You idealize this other person because it is your partner, a friend or a family member. Because you love them, you idealize them. However, you do not realize that you are actually feeding an emotional grabber.

That is why you must learn to turn off the filters through which you view your reality. You have to be able to see people as they really are.

You are important too

Remember you are important and make sure they know: be assertive

We can tell you that taking some distance is the best way to protect yourself from emotional grabs. However, that is not always possible. Plus, it’s not always the best idea either. Narcissistic takers are usually aware of the effect of their actions. So the best thing you can do is show them your limits, along with the (possible) consequences of their actions.
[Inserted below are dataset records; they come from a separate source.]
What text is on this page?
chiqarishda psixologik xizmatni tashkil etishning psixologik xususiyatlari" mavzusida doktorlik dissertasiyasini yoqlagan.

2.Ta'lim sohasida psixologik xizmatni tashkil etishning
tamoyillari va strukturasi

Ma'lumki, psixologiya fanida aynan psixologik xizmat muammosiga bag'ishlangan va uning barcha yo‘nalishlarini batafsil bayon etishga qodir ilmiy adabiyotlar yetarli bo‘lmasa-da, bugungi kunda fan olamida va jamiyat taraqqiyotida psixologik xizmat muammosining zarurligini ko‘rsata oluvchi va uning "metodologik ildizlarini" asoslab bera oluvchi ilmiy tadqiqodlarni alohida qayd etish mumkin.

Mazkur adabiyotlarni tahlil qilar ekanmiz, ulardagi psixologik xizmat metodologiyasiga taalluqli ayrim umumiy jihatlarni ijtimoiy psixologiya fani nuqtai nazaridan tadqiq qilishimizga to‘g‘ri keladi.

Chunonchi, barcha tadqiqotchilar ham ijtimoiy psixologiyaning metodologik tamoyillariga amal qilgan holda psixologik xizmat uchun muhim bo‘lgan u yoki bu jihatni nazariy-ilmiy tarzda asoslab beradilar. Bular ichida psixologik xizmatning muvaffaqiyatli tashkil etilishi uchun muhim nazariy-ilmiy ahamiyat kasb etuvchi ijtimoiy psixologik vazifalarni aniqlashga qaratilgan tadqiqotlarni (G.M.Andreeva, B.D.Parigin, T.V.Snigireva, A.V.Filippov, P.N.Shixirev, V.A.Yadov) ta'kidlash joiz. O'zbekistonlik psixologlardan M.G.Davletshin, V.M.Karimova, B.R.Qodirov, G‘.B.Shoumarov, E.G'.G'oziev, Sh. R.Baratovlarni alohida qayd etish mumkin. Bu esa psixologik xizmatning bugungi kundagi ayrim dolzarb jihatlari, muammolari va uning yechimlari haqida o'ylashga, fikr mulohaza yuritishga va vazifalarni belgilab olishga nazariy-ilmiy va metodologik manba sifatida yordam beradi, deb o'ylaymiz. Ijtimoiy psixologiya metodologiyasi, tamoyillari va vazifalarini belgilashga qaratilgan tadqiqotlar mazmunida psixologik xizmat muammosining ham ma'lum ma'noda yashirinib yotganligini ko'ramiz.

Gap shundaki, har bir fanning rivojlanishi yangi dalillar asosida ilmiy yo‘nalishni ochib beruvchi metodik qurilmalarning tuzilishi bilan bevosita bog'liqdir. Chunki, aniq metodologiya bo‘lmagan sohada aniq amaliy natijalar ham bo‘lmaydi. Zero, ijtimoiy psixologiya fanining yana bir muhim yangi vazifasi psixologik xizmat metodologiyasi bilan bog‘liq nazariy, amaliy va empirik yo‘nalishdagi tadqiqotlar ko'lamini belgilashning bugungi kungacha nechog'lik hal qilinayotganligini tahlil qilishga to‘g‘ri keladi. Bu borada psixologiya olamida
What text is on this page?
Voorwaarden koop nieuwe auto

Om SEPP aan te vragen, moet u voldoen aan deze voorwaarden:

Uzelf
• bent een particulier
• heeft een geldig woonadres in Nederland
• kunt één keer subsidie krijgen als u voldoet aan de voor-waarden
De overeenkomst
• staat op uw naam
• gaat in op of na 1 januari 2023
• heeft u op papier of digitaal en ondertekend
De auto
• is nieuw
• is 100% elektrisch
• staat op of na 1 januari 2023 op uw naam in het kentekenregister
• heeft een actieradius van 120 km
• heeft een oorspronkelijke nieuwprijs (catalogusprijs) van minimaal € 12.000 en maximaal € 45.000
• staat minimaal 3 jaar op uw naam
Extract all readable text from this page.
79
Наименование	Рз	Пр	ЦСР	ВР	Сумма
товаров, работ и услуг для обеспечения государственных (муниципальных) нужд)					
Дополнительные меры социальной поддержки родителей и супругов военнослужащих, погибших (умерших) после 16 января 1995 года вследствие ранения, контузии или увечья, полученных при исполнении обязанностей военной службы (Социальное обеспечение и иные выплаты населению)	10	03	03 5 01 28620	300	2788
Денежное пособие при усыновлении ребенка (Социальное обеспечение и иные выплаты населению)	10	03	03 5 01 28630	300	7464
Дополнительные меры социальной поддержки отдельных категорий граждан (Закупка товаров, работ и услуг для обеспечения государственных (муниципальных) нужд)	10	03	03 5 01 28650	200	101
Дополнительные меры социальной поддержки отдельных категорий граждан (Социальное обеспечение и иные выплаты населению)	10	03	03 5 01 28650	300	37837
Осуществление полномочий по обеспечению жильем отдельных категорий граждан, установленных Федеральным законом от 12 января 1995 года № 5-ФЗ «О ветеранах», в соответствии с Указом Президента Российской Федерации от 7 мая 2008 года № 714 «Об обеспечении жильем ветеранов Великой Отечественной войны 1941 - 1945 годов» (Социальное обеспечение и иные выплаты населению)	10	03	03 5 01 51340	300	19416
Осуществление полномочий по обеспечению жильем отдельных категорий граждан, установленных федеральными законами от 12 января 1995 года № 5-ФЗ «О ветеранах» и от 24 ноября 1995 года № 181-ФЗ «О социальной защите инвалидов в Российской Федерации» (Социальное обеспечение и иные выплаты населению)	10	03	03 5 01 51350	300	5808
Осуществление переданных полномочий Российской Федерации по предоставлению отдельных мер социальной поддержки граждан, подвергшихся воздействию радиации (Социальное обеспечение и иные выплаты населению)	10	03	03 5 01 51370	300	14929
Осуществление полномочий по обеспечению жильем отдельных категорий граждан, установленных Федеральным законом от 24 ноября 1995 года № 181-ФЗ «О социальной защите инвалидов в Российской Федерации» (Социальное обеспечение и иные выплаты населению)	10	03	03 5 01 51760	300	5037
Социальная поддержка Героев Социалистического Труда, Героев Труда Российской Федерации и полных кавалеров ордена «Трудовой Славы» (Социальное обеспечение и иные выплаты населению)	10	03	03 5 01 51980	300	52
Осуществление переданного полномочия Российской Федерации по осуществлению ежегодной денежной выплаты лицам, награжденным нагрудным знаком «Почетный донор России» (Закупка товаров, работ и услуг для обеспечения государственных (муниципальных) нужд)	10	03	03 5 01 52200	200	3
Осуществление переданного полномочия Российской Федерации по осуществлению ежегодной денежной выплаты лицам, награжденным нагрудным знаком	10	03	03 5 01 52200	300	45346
  • If you always put yourself first, people will eventually stop treating you as a priority.
  • When you think you are more important than other people, people will eventually become indifferent to you.

You must adopt a zero tolerance attitude towards anyone who does not respect your limits. To do that you have to be assertive. That means showing them what you don’t allow and what you need. You have to show them what you are willing to give and what you expect to get in return.

We have one last comment. When it comes to emotional grabs, you better be prepared. It’s better that you know how to spot people who have no problem emptying you or sucking your happiness away. As Benjamin Franklin said, an ounce of prevention is worth a pound of cure.